Both the opportunities and challenges were clear visiting the east London delivery hub of Fin Sustainable Logistics, a sustainable delivery start-up, under a railway arch in Bethnal Green, east London.
Although the company uses electric vans for some deliveries in outer London, its inner London trips are made with a fleet of more than 100 quadracycles. The company, established in 2022, handles thousands of parcels daily for e-retailers and other companies ferrying products to their end customers.
Fin settled on quadracycles from a manufacturer called Fernhay after previously using machines built by EAV and testing equipment from Estonia’s Vok and Germany’s Mubea.
Fernhay started as a development project in the UK arm of the US’s UPS delivery company and manufactures its machines in Turkey through a partnership with bus manufacturer Temsa. It is privately held and chaired by Bill Wachtel, a veteran US automotive executive.
Fin founder Rich Pleeth said the company opted for quadracycles because of the growing restrictions on motor vehicles, including low-traffic neighbourhoods, where through motor traffic, but not cycling, is banned.
“We looked at the most efficient vehicle we could use on the cycling infrastructure but also use LTNs and park anywhere,” Pleeth said. “You can imagine the amount of time a van spends parking.”
Pleeth expressed admiration for the high standards of Mubea’s products but said his company chose Fernhay for its safety features, robustness and high, 250kg cargo capacity. Fernhay was also able to offer rapid delivery of bikes, thanks to the large capacity of Temsa’s factories, he added. Fin expects to purchase about 500 quadracycles next year.
“They can ramp up production to thousands per month,” Pleeth said.
However, Fin’s experience also highlighted the sector’s reliability challenges.
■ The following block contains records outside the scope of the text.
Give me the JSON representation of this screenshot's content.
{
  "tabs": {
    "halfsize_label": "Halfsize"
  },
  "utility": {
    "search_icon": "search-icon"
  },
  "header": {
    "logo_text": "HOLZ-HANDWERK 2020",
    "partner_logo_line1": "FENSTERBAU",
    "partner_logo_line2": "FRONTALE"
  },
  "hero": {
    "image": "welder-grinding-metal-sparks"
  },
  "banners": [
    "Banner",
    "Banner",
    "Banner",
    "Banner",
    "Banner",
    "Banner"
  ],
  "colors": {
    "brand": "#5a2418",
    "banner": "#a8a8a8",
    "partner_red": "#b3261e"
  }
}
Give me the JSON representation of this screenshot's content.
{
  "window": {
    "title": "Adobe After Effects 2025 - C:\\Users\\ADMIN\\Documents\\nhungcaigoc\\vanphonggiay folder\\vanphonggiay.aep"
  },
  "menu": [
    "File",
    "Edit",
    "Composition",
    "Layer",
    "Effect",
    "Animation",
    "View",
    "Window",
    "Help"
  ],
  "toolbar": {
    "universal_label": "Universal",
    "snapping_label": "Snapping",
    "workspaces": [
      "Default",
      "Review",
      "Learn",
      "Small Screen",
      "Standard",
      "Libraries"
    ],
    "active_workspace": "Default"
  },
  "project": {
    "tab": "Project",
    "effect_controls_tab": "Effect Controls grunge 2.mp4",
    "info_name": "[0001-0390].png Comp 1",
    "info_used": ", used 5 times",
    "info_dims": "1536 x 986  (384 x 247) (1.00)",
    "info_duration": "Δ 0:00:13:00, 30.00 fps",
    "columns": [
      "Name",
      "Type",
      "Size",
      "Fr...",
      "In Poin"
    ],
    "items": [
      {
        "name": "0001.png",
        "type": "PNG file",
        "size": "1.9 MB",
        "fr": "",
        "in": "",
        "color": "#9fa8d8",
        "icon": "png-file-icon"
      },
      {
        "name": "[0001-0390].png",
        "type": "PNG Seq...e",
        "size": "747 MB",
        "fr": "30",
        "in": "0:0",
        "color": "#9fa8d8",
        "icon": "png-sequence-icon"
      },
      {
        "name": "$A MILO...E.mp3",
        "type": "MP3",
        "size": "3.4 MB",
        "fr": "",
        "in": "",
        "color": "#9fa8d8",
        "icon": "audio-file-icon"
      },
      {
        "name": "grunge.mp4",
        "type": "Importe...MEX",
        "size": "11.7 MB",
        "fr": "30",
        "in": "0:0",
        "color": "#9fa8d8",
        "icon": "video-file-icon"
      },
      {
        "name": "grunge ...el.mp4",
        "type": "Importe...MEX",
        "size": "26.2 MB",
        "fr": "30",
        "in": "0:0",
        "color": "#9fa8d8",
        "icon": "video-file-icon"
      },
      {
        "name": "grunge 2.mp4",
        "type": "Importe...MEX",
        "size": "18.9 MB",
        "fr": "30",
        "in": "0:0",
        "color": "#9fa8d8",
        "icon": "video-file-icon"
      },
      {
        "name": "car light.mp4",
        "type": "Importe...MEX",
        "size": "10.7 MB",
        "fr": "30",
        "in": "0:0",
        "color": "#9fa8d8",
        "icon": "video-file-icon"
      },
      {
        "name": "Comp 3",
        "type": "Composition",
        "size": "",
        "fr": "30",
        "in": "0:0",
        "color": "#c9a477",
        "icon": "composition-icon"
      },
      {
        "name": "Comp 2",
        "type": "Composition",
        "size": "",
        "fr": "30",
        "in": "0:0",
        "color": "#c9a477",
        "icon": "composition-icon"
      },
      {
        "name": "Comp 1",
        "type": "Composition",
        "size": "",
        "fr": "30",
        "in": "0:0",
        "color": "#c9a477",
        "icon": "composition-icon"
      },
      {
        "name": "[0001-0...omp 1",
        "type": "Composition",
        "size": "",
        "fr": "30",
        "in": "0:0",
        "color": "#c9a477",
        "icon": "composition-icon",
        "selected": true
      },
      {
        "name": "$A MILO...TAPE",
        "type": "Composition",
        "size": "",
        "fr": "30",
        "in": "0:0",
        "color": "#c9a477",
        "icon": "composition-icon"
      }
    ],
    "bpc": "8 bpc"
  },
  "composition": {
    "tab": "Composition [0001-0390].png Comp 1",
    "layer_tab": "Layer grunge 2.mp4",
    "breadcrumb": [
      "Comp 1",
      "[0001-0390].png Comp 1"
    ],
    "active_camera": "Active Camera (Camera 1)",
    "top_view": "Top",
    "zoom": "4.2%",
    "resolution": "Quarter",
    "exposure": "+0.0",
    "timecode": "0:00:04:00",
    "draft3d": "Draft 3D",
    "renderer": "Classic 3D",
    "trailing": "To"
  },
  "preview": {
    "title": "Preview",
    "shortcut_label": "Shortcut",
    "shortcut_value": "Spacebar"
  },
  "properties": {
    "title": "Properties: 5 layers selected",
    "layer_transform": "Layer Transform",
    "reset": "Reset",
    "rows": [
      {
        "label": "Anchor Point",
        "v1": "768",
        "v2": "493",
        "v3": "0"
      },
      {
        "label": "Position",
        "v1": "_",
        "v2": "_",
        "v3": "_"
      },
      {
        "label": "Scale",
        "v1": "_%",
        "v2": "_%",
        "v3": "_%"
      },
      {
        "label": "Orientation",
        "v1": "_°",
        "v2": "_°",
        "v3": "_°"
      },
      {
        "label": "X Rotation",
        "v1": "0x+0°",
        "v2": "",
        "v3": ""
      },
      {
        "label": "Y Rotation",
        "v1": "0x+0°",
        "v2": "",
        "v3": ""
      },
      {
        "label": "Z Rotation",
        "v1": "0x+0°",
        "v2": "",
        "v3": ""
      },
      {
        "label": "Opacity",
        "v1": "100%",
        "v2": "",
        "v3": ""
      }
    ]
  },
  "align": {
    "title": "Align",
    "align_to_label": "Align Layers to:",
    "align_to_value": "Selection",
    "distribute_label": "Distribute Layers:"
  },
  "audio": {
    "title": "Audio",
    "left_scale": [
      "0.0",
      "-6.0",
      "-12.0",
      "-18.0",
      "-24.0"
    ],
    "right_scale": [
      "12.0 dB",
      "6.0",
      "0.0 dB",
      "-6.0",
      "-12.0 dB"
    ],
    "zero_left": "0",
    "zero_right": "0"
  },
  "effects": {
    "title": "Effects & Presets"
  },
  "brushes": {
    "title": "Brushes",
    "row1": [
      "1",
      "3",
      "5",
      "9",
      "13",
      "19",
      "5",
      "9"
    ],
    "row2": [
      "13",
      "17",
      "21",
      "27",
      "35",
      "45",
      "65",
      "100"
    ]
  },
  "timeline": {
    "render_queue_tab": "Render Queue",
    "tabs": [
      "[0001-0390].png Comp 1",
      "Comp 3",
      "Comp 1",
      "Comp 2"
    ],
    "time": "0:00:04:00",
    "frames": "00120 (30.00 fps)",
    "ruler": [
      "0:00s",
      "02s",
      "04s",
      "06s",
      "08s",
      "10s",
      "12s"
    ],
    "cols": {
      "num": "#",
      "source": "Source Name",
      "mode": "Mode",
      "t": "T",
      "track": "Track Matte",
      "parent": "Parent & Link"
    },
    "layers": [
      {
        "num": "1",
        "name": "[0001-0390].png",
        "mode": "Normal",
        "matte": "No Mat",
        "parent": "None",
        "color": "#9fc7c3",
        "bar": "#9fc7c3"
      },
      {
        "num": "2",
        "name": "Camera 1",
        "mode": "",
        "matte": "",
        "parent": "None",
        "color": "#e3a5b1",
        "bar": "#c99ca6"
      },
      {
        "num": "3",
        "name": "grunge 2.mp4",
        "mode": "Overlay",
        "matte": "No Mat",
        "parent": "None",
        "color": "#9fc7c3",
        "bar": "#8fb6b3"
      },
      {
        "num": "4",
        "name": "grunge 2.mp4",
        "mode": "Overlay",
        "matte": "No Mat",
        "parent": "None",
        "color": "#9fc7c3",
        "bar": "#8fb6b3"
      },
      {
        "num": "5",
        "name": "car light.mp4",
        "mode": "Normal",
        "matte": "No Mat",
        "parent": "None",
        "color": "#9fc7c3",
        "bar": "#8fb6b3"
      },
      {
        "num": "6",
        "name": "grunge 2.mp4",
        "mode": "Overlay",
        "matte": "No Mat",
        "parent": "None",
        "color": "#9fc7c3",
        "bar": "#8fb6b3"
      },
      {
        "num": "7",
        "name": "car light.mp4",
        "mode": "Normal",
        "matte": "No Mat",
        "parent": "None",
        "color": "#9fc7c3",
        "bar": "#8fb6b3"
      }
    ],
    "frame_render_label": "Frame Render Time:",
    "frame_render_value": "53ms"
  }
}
Pleeth said his company had decided against buying Vok’s quadracycles partly because the company used non-standard parts that it had developed for itself, something Vok said it had been obliged to do to ensure they were sufficiently tough.
Fin returned its EAV machines, meanwhile, after suffering multiple broken wheels and chassis.
In Banbury, Temple accepted past poor reliability had cost EAV leadership in the sector. He said Mubea — part of a large, German automotive parts group — was now market leader. “I would say we’re an aggressive follower,” Temple said.
He insisted that a new, modified design, with alloy metal wheels and a stronger chassis, had addressed the difficulties, however. Temple, a former manager at UK sports car manufacturer Aston Martin, was brought in this year by Taiwan’s TPK, EAV’s largest shareholder, to address such issues.
“We’re applying automotive principles to make the product as efficient and robust as possible,” Temple added.
Heineke said reliability would shape the sector’s future. “The companies that are ultimately going to win . . . are those that can get a largely maintenance-free vehicle,” he said.
Yet both Pleeth and Temple expressed optimism the sector could grow fast.
Pleeth said his quadracycles could handle about 90 per cent of deliveries in London. “We’re not going to be delivering your new marble table or your couch,” Pleeth said. “But we are going to be delivering your cosmetics, your toilet paper and your flowers.”
Temple meanwhile said that EAV should in future be able to “flood” the market with reliable quadracycles.
“My aspiration is to remove as many large-capacity diesel vans as possible, replacing them with cargo bikes,” he said. “It’s better for everybody.”